Добро и Зло сидят за столом. Добро уходит, и Зло встает… (Мне кажется, я получил талон На яблоко, что познанье дает.) Добро надевает мятый картуз. Фуражка форменная на Зле. (Мне кажется, с плеч моих сняли груз, И нет неясности на всей земле.) Я слышу, как громко глаголет Зло: — На этот раз тебе повезло. — И руку протягивает Добру И слышит в ответ: — Не беру. Зло не разжимает сведенных губ. Добро разевает дырявый рот, Где сломанный зуб и выбитый зуб, Руина зубов встает. Оно разевает рот и потом Улыбается этим ртом. И счастье охватывает меня: Я дожил до этого дня.

Домик погоды

Домик на окраине.    В стороне От огней большого города. Все, что знать занадобилось мне Относительно тепла и холода, Снега, ветра, и дождя, и града, Шедших, дувших, бивших в этот век, Сложено за каменной оградой К сведенью и назиданью всех. В двери коренастые вхожу. Томы голенастые гляжу. Узнаю с дурацким изумленьем: В День Победы — дождик был! Дождик был? А я его — забыл. Узнаю с дурацким изумленьем, Что шестнадцатого октября Сорок первого, плохого года, Были: солнце, ветер и заря, Утро, вечер и вообще — погода. Я-то помню — злобу и позор: Злобу, что зияет до сих пор, И позор, что этот день заполнил. Больше ничего я не запомнил. Незаметно время здесь идет. Как романы, сводки я листаю. Достаю пятьдесят третий год — Про погоду в январе читаю. Я вставал с утра пораньше — в шесть. Шел к газетной будке поскорее, Чтобы фельетоны про евреев Медленно и вдумчиво прочесть.

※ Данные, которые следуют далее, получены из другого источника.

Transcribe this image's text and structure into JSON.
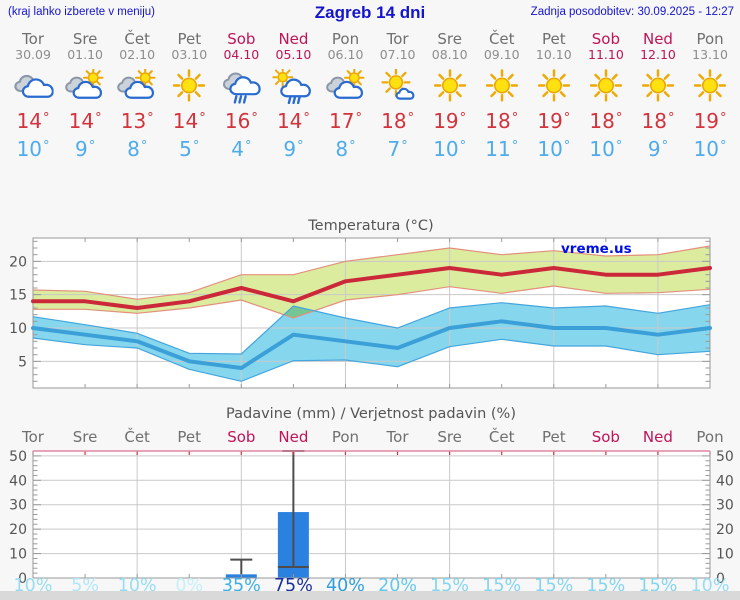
{
  "header": {
    "left_note": "(kraj lahko izberete v meniju)",
    "title": "Zagreb 14 dni",
    "updated": "Zadnja posodobitev: 30.09.2025 - 12:27"
  },
  "colors": {
    "header_text": "#1414cc",
    "weekday_text": "#6f6f6f",
    "weekend_text": "#bf1457",
    "tmax_text": "#d2333c",
    "tmin_text": "#4fabea",
    "chart_text": "#555555",
    "footer_bar": "#d9d9d9"
  },
  "days": [
    {
      "name": "Tor",
      "date": "30.09",
      "weekend": false,
      "icon": "cloudy",
      "tmax": 14,
      "tmin": 10
    },
    {
      "name": "Sre",
      "date": "01.10",
      "weekend": false,
      "icon": "partly-cloudy",
      "tmax": 14,
      "tmin": 9
    },
    {
      "name": "Čet",
      "date": "02.10",
      "weekend": false,
      "icon": "partly-cloudy",
      "tmax": 13,
      "tmin": 8
    },
    {
      "name": "Pet",
      "date": "03.10",
      "weekend": false,
      "icon": "sunny",
      "tmax": 14,
      "tmin": 5
    },
    {
      "name": "Sob",
      "date": "04.10",
      "weekend": true,
      "icon": "rain",
      "tmax": 16,
      "tmin": 4
    },
    {
      "name": "Ned",
      "date": "05.10",
      "weekend": true,
      "icon": "sun-shower",
      "tmax": 14,
      "tmin": 9
    },
    {
      "name": "Pon",
      "date": "06.10",
      "weekend": false,
      "icon": "partly-cloudy",
      "tmax": 17,
      "tmin": 8
    },
    {
      "name": "Tor",
      "date": "07.10",
      "weekend": false,
      "icon": "mostly-sunny",
      "tmax": 18,
      "tmin": 7
    },
    {
      "name": "Sre",
      "date": "08.10",
      "weekend": false,
      "icon": "sunny",
      "tmax": 19,
      "tmin": 10
    },
    {
      "name": "Čet",
      "date": "09.10",
      "weekend": false,
      "icon": "sunny",
      "tmax": 18,
      "tmin": 11
    },
    {
      "name": "Pet",
      "date": "10.10",
      "weekend": false,
      "icon": "sunny",
      "tmax": 19,
      "tmin": 10
    },
    {
      "name": "Sob",
      "date": "11.10",
      "weekend": true,
      "icon": "sunny",
      "tmax": 18,
      "tmin": 10
    },
    {
      "name": "Ned",
      "date": "12.10",
      "weekend": true,
      "icon": "sunny",
      "tmax": 18,
      "tmin": 9
    },
    {
      "name": "Pon",
      "date": "13.10",
      "weekend": false,
      "icon": "sunny",
      "tmax": 19,
      "tmin": 10
    }
  ],
  "chart_data": [
    {
      "type": "line",
      "title": "Temperatura (°C)",
      "watermark": "vreme.us",
      "categories": [
        "Tor 30.09",
        "Sre 01.10",
        "Čet 02.10",
        "Pet 03.10",
        "Sob 04.10",
        "Ned 05.10",
        "Pon 06.10",
        "Tor 07.10",
        "Sre 08.10",
        "Čet 09.10",
        "Pet 10.10",
        "Sob 11.10",
        "Ned 12.10",
        "Pon 13.10"
      ],
      "ylim": [
        1,
        23.5
      ],
      "yticks": [
        5,
        10,
        15,
        20
      ],
      "grid_category_indices": [
        2,
        4,
        6,
        8,
        10,
        12
      ],
      "legend_position": "none",
      "series": [
        {
          "name": "max temperature",
          "color": "#cb2939",
          "band_color": "#dcec9f",
          "band_edge_color": "#e2907c",
          "values": [
            14,
            14,
            13,
            14,
            16,
            14,
            17,
            18,
            19,
            18,
            19,
            18,
            18,
            19
          ],
          "band_upper": [
            15.7,
            15.5,
            14.3,
            15.3,
            18,
            18,
            20,
            21,
            22,
            21,
            21.6,
            20.8,
            21,
            22.3
          ],
          "band_lower": [
            12.8,
            12.8,
            12.2,
            13,
            14.2,
            11.5,
            14.2,
            15,
            16.2,
            15.2,
            16.3,
            15.2,
            15.3,
            15.8
          ]
        },
        {
          "name": "min temperature",
          "color": "#3b9fd8",
          "band_color": "#86d7ee",
          "band_edge_color": "#44a5dc",
          "values": [
            10,
            9,
            8,
            5,
            4,
            9,
            8,
            7,
            10,
            11,
            10,
            10,
            9,
            10
          ],
          "band_upper": [
            11.7,
            10.5,
            9.2,
            6.2,
            6.1,
            13.3,
            11.5,
            10,
            13,
            13.8,
            13,
            13.3,
            12.2,
            13.5
          ],
          "band_lower": [
            8.5,
            7.5,
            7,
            3.8,
            2,
            5.1,
            5.2,
            4.2,
            7.2,
            8.3,
            7.3,
            7.3,
            6,
            6.5
          ]
        }
      ]
    },
    {
      "type": "bar",
      "title": "Padavine (mm) / Verjetnost padavin (%)",
      "categories": [
        "Tor",
        "Sre",
        "Čet",
        "Pet",
        "Sob",
        "Ned",
        "Pon",
        "Tor",
        "Sre",
        "Čet",
        "Pet",
        "Sob",
        "Ned",
        "Pon"
      ],
      "weekend_indices": [
        4,
        5,
        11,
        12
      ],
      "ylim": [
        0,
        52
      ],
      "yticks": [
        0,
        10,
        20,
        30,
        40,
        50
      ],
      "grid_category_indices": [
        2,
        4,
        6,
        8,
        10,
        12
      ],
      "bar_color": "#2b81e0",
      "whisker_color": "#4d4d4d",
      "top_border_color": "#e087a2",
      "top_tick_color": "#cc3344",
      "bars": [
        {
          "category_index": 4,
          "category": "Sob 04.10",
          "value": 1.5,
          "whisker_high": 7.5
        },
        {
          "category_index": 5,
          "category": "Ned 05.10",
          "value": 27,
          "whisker_low": 4.5,
          "whisker_high": 52
        }
      ],
      "probabilities": [
        {
          "label": "10%",
          "color": "#96ddf3"
        },
        {
          "label": "5%",
          "color": "#b0e7f8"
        },
        {
          "label": "10%",
          "color": "#96ddf3"
        },
        {
          "label": "0%",
          "color": "#c6f0fb"
        },
        {
          "label": "35%",
          "color": "#3fb0e4"
        },
        {
          "label": "75%",
          "color": "#1b2f9e"
        },
        {
          "label": "40%",
          "color": "#2f9fdb"
        },
        {
          "label": "20%",
          "color": "#63c8ec"
        },
        {
          "label": "15%",
          "color": "#85d5f0"
        },
        {
          "label": "15%",
          "color": "#85d5f0"
        },
        {
          "label": "15%",
          "color": "#85d5f0"
        },
        {
          "label": "15%",
          "color": "#85d5f0"
        },
        {
          "label": "15%",
          "color": "#85d5f0"
        },
        {
          "label": "10%",
          "color": "#96ddf3"
        }
      ]
    }
  ]
}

Разве нас пургою остановишь? Что бураны и метели все, Если трижды имя Рабинович На одной сияет полосе? Месяц март. Умер вождь. Радио глухими голосами Голосит: теперь мы сами, сами! Вёдро было или, скажем, дождь, Как-то не запомнилось.    Забылось, Что же было в этот самый день. Помню только: сердце билось, билось И передавали бюллетень. Как романы, сводки я листаю. Ураганы с вихрями считаю. Нет, иные вихри нас мели И другие ураганы мчали, А погоды мы — не замечали, До погоды — руки не дошли.

После реабилитации

Гамарнику, НачПУРККА, по чину не улицу, не площадь, а — бульвар. А почему? По-видимому, причина в том, что он жизнь удачно оборвал: в Сокольниках. Он знал — за ним придут. Гамарник был особенно толковый. И вспомнил лес, что ветерком продут, веселый, подмосковный, пустяковый. Гамарник был подтянут и высок и знаменит умом и бородою. Ему ли встать казанской сиротою перед судом? Он выстрелил в висок. Но прежде он — в Сокольники! — сказал. Шофер рванулся, получив заданье. А в будни утром лес был пуст, как зал, зал заседанья после заседанья. Гамарник был в ремнях, при орденах. Он был острей, толковей очень многих, и этот день ему приснился в снах, в подробных снах, мучительных и многих. Член партии с шестнадцатого года, короткую отбрасывая тень, шагал по травам, думал, что погода хорошая    в его последний день. Шофер сидел в машине развалясь: хозяин бледен. Видимо, болеет. А то, что месит сапогами грязь, так он сапог, наверно, не жалеет. Погода занимала их тогда. История — совсем не занимала. Та, что Гамарника с доски снимала как пешку    и бросала в никуда. Последнее, что видел комиссар во время той прогулки бесконечной: какой-то лист зеленый нависал, какой-то сук желтел остроконечный. Поэтому-то двадцать лет спустя большой бульвар навек вручили Яну: чтоб веселилось в зелени дитя, чтоб в древонасажденьях — ни изъяну, чтоб лист зеленый нависал везде, чтоб сук желтел и птицы чтоб вещали. И чтобы люди шли туда в беде и важные поступки совершали.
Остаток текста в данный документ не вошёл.